Walz confirmed the DOJ inquiry on Tuesday and dismissed it outright.

“This Justice Department investigation, sparked by calls for accountability in the face of violence, chaos and the killing of Renee Good, does not seek justice,” he said. “It is a partisan distraction.”

Ellison said his office received a subpoena demanding records related to its work on federal immigration enforcement, calling the timing “highly irregular,” especially since the state filed a lawsuit against the Department of Homeland Security on January 12.

“Trump’s DOJ is more focused on investigating my office than the killing of Renee Good,” Ellison wrote on X. “I will not be intimidated, and I will not stop working to protect Minnesotans from this campaign of revenge.”

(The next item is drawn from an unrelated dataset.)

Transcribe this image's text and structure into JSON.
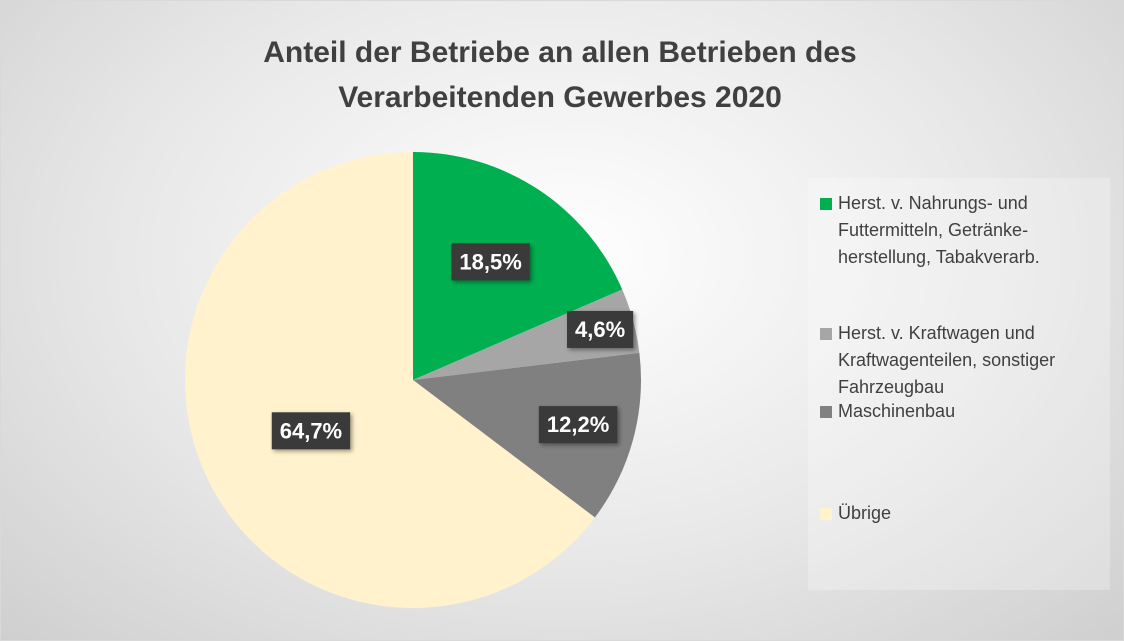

That lawsuit accuses federal agents of carrying out “dangerous, illegal, and unconstitutional stops and arrests” under the banner of immigration enforcement.

Frey echoed the retaliation argument, saying the probe appears designed to intimidate state and local leaders. His office released a copy of the DOJ subpoena, which seeks records showing “any refusal to come to the aid of immigration officials”, according to the Associated Press.

A grand jury is expected to review the materials on February 3 to determine whether there is probable cause to proceed.

The investigation unfolds against the backdrop of a massive federal immigration operation launched in December, when thousands of ICE and Customs and Border Protection officers were deployed to Minneapolis and St Paul as part of Trump’s broader crackdown on undocumented immigrants in Democratic-led cities.

That operation drew international attention after the killing of Good earlier this month. Despite widespread outrage, the Justice Department has declined to investigate the shooting.

Trump has since escalated his rhetoric, threatening to invoke the Insurrection Act against Minnesota and ordering 1,500 active-duty soldiers in Alaska to be ready for possible deployment to the state, according to Reuters.